Рука наркома указала на памятник. В этот миг над городом пролетел самолет, и толпа вслед за Троцким посмотрела на небо.
– «Да здравствует мировая революция!» – закричал Троцкий, спустился с трибуны, подошел к молодой женщине в комиссарской куртке, поклонился ей и подал конец пеньковой петли, которой был обвязан чехол памятника. Женщина дернула трижды, прежде чем материя сползла.
Перед оцепеневшими людьми появилась буро-красная гипсовая фигура голого человека, выше человеческого роста, с зияющим кратером вопящего рта и занесенной, словно бы грозящей небу правой рукой. Левой рукой он сдирал с горла петлю. В руках женщины остался как бы конец веревки, удушившей реального Иуду.
Оркестр грянул «Интернационал». Над толпой замелькали снимаемые головные уборы. В конце сада артиллерийская часть произвела три выстрела салюта. По недосмотру они были произведены боевыми зарядами. Снаряды со свистом пролетели над шарахнувшейся толпой и взорвались за монастырем.

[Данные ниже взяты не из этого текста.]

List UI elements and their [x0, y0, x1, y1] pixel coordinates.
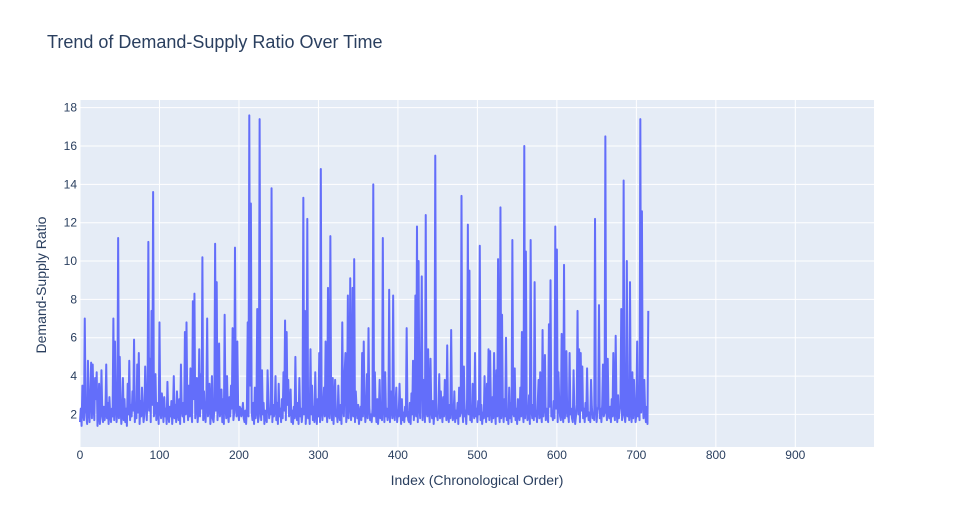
y-tick-label: 14: [64, 177, 78, 191]
y-tick-label: 10: [64, 254, 78, 268]
x-tick-label: 500: [467, 448, 487, 462]
y-tick-label: 2: [70, 407, 77, 421]
x-tick-label: 100: [149, 448, 169, 462]
x-tick-label: 600: [547, 448, 567, 462]
x-tick-label: 400: [388, 448, 408, 462]
x-tick-label: 200: [229, 448, 249, 462]
x-axis-title: Index (Chronological Order): [390, 472, 564, 488]
series-line[interactable]: [79, 114, 650, 427]
x-tick-label: 900: [785, 448, 805, 462]
y-tick-label: 8: [70, 292, 77, 306]
y-tick-label: 16: [64, 139, 78, 153]
y-tick-label: 18: [64, 101, 78, 115]
x-tick-label: 700: [626, 448, 646, 462]
x-tick-label: 300: [308, 448, 328, 462]
x-axis-ticks: 0 100 200 300 400 500 600 700 800 900: [77, 448, 806, 462]
chart-title: Trend of Demand-Supply Ratio Over Time: [47, 32, 383, 52]
x-tick-label: 800: [706, 448, 726, 462]
line-series[interactable]: [79, 114, 650, 427]
y-tick-label: 6: [70, 331, 77, 345]
y-tick-label: 4: [70, 369, 77, 383]
y-tick-label: 12: [64, 216, 78, 230]
x-tick-label: 0: [77, 448, 84, 462]
y-axis-ticks: 2 4 6 8 10 12 14 16 18: [64, 101, 78, 422]
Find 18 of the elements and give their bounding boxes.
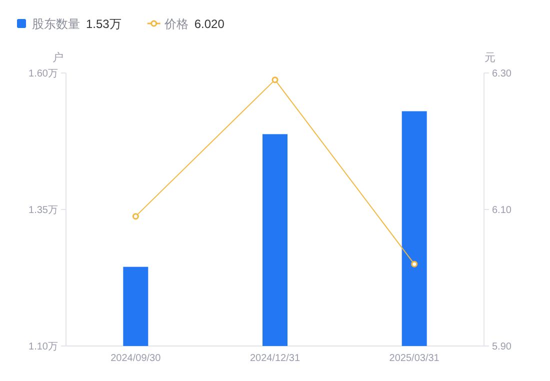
point (411, 260, 418, 268)
x-tick-label: 2025/03/31 (389, 353, 440, 364)
x-tick-label: 2024/09/30 (110, 353, 162, 364)
legend-label: 股东数量 (32, 17, 80, 31)
point (132, 213, 139, 220)
y-axis-title: 户 (52, 51, 64, 64)
y2-axis-title: 元 (484, 52, 496, 64)
y-tick-label: 1.35万 (28, 205, 58, 216)
y2-tick-label: 6.10 (492, 205, 512, 216)
x-tick-label: 2024/12/31 (250, 353, 300, 364)
legend-label: 价格 (163, 17, 188, 31)
y2-tick-label: 5.90 (492, 342, 512, 352)
text: 1.53万 (86, 17, 122, 31)
y-tick-label: 1.60万 (28, 68, 58, 80)
y2-tick-label: 6.30 (492, 68, 512, 80)
y-tick-label: 1.10万 (28, 342, 58, 352)
text: 6.020 (194, 17, 225, 31)
point (272, 76, 278, 84)
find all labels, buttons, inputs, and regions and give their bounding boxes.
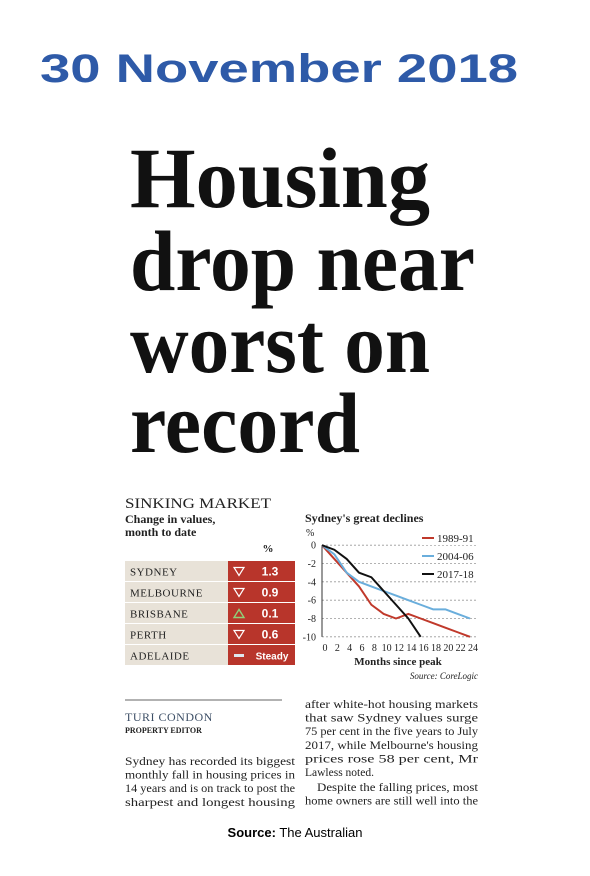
row-name-cell — [125, 582, 228, 602]
up-icon — [232, 608, 246, 619]
y-tick-label: -2 — [308, 559, 316, 570]
legend-bg — [420, 567, 480, 581]
y-tick-label: -4 — [308, 577, 316, 588]
legend-bg — [420, 531, 480, 545]
row-name: BRISBANE — [130, 609, 188, 621]
article: TURI CONDON PROPERTY EDITOR Sydney has rec… — [125, 699, 479, 809]
row-value-cell — [228, 645, 295, 665]
article-line: 75 per cent in the five years to July — [305, 726, 478, 738]
row-name-cell — [125, 624, 228, 644]
row-value: 1.3 — [262, 565, 279, 579]
x-tick-label: 10 — [382, 643, 392, 654]
x-tick-label: 4 — [347, 643, 352, 654]
headline-line: Housing — [130, 130, 430, 226]
article-line: after white-hot housing markets — [305, 699, 479, 711]
article-line: monthly fall in housing prices in — [125, 770, 295, 782]
source-text: The Australian — [279, 825, 362, 840]
row-name-cell — [125, 603, 228, 623]
article-line: home owners are still well into the — [305, 796, 478, 808]
headline-line: drop near — [130, 213, 475, 309]
headline-line: record — [130, 375, 360, 471]
row-name: PERTH — [130, 630, 167, 642]
headline-line: worst on — [130, 295, 430, 391]
row-value-cell — [228, 582, 295, 602]
y-axis-label: % — [306, 528, 314, 539]
article-line: that saw Sydney values surge — [305, 713, 478, 725]
x-tick-label: 6 — [360, 643, 365, 654]
legend-label: 1989-91 — [437, 533, 474, 545]
down-icon — [232, 587, 246, 598]
x-tick-label: 24 — [468, 643, 478, 654]
source-line: Source: The Australian — [228, 825, 363, 840]
article-line: prices rose 58 per cent, Mr — [305, 753, 478, 765]
date: 30 November 2018 — [40, 47, 518, 91]
down-icon — [232, 629, 246, 640]
byline: TURI CONDON — [125, 710, 213, 724]
x-tick-label: 16 — [419, 643, 429, 654]
x-axis-label: Months since peak — [354, 656, 442, 668]
source-label: Source: — [228, 825, 276, 840]
chart-title: Sydney's great declines — [305, 511, 424, 525]
article-line: Despite the falling prices, most — [317, 782, 479, 794]
row-value-cell — [228, 561, 295, 581]
y-tick-label: -6 — [308, 596, 316, 607]
table-title: SINKING MARKET — [125, 496, 271, 512]
article-line: Sydney has recorded its biggest — [125, 756, 296, 768]
legend-bg — [420, 549, 480, 563]
steady-icon — [234, 654, 244, 657]
row-value: 0.1 — [262, 607, 279, 621]
row-value: Steady — [256, 652, 289, 663]
x-tick-label: 12 — [394, 643, 404, 654]
role: PROPERTY EDITOR — [125, 726, 202, 735]
x-tick-label: 2 — [335, 643, 340, 654]
row-value: 0.9 — [262, 586, 279, 600]
article-line: sharpest and longest housing — [125, 797, 295, 809]
x-tick-label: 20 — [443, 643, 453, 654]
series-line — [321, 544, 422, 638]
x-tick-label: 8 — [372, 643, 377, 654]
x-tick-label: 22 — [456, 643, 466, 654]
down-icon — [232, 566, 246, 577]
series-line — [321, 544, 471, 620]
chart: Sydney's great declines%0-2-4-6-8-100 2 4 6… — [303, 511, 480, 681]
legend-label: 2017-18 — [437, 569, 474, 581]
table-subtitle: month to date — [125, 525, 197, 539]
article-line: 2017, while Melbourne's housing — [305, 740, 478, 752]
row-value-cell — [228, 624, 295, 644]
article-line: Lawless noted. — [305, 767, 374, 779]
table-subtitle: Change in values, — [125, 512, 215, 526]
row-name-cell — [125, 645, 228, 665]
y-tick-label: -10 — [303, 632, 316, 643]
chart-source: Source: CoreLogic — [410, 671, 478, 681]
y-tick-label: -8 — [308, 614, 316, 625]
x-tick-label: 14 — [406, 643, 416, 654]
x-tick-label: 0 — [323, 643, 328, 654]
row-name: SYDNEY — [130, 567, 178, 579]
legend-label: 2004-06 — [437, 551, 474, 563]
table-unit: % — [263, 543, 274, 555]
article-line: 14 years and is on track to post the — [125, 783, 295, 795]
row-value: 0.6 — [262, 628, 279, 642]
y-tick-label: 0 — [311, 541, 316, 552]
row-name: MELBOURNE — [130, 588, 203, 600]
x-tick-label: 18 — [431, 643, 441, 654]
row-name-cell — [125, 561, 228, 581]
row-name: ADELAIDE — [130, 651, 190, 663]
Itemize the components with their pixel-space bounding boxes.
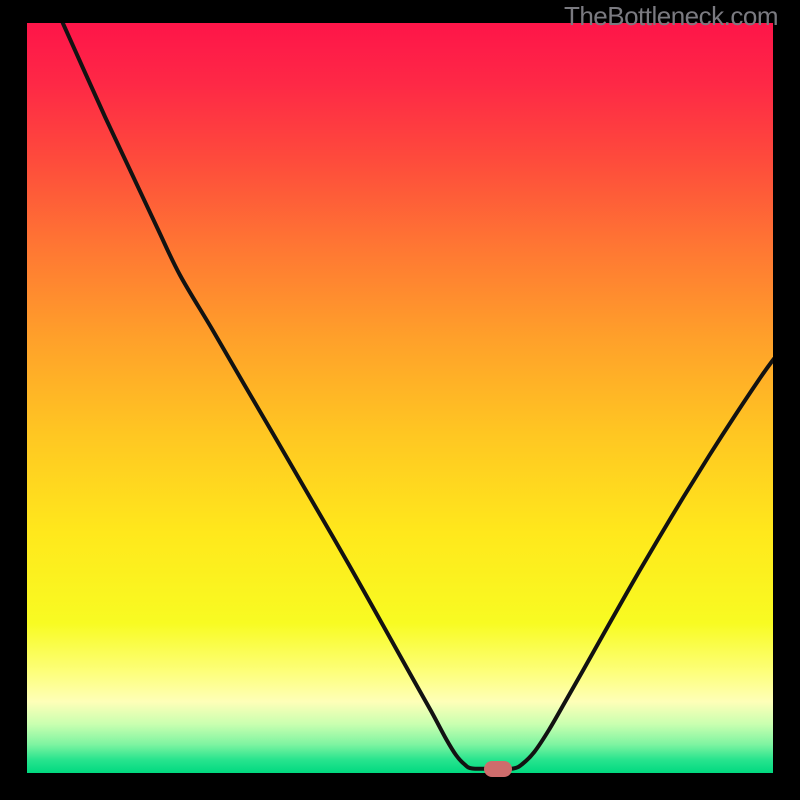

Но это была только прелюдия главного действа в честь апостола-предателя. Троцкий вернулся на трибуну.
– А теперь, ввиду этого памятника одному из величайших революционеров всей истории человечества мы накажем тех, кто покрыл себя несмываемым позором – дезертировал с фронта, предал своих пролетарских братьев и сестер!
В центре площади прямо напротив памятника понуро стояли разоруженные красноармейцы бежавших с фронта частей.
Орлов, командир ЧОНа, чуя жарящий в спину солнечный фокус страшного пенсне, прошел вдоль строя дезертиров, отсчитывая наганом каждого десятого и указывая выйти вперед. Вернулся вдоль второй шеренги – эти тоже выпускали вперед смертников. Опять ушел в дальний конец площади – теперь мимо третьей шеренги. Вернулся вдоль четвертой, последней.
Все «десятые» растерянно стали перед строем. Орлов подбежал к трибуне, задрал голову, запрашивая распоряжений. Обряд децимации проводился впервые. Троцкий поднял кулак. Надорванный голос взмыл в воздух.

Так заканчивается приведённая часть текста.